Fitch Ratings, said in a report Wednesday that the U.S.’ rising shale oil production is expected to drive crude oil prices below $60 a barrel this year, where they will remain in the long-term,
The global rating agency said U.S. shale growth should result in a production surplus in 2018, which would result in global oil production exceeding demand this year, pushing oil prices below $60 per barrel.
In addition, U.S. shale has the ability to meet a significant portion of global oil demand growth, and this will keep crude prices between $50-$60 per barrel range in the long-run, the agency said.
According to the report, Fitch said “Our expectation that U.S. oil production, including gas liquids, will rise by at least 1.5-1.7 million barrels per day in 2018 is based on progress so far, the rising number of drilling rigs and continued efficiency gains.”
However, Fitch Ratings revised up its price forecast in the report titled; Oil Prices Respond to OPEC-plus, but Shale Likely to Push Them Back Below $60 a Barrel.
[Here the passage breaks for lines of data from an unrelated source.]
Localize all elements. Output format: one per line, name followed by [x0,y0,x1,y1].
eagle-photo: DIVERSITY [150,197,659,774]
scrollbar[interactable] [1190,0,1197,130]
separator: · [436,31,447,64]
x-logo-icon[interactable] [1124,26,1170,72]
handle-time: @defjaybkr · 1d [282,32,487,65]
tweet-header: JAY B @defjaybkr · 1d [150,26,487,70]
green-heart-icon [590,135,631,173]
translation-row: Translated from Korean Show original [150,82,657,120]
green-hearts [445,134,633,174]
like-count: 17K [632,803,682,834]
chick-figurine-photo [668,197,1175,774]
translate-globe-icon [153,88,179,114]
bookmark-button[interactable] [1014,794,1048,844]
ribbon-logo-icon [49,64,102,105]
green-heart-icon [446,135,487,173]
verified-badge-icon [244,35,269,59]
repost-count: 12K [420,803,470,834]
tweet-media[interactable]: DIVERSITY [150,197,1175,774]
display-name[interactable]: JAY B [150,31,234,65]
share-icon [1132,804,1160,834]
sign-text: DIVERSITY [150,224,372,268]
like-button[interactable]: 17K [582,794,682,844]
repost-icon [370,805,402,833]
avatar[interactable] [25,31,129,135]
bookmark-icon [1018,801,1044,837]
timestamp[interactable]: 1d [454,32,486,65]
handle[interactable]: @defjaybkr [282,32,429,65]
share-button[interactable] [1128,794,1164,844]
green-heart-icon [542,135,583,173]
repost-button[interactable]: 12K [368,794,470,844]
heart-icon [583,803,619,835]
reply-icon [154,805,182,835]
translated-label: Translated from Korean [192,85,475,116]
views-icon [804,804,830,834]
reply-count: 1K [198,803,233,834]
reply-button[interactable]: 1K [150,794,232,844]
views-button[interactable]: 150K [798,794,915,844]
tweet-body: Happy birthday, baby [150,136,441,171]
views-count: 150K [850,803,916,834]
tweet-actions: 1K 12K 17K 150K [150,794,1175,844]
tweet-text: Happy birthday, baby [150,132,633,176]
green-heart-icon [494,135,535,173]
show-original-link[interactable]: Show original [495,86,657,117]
For the upward revision, the agency said OPEC and non-OPEC’s production cut agreement is successfully reducing the excess crude oil stocks in the global market, and added, “our expectation that compliance with the agreement will remain fairly strong in 2018.”
As a result, Fitch Ratings said it increased oil price estimates by $5 per barrel for this year and $2.50 a barrel for next year.
International benchmark Brent crude is now expected to average $57.50 per barrel starting from this year through 2020, it said.
American benchmark West Texas Intermediate is forecast to average $55 a barrel during the same period.
On the other hand, although compliance to the production cut agreement remains strong, mostly driven by Saudi Arabia and Russia, Fitch said OPEC’s ability in the market is “questionable.”
“In the longer term, the ability of OPEC to control production and prices is questionable, given the gradual adjustment of participating producers to lower oil prices and their unwillingness to cede market share to U.S. shale producers,” the report said.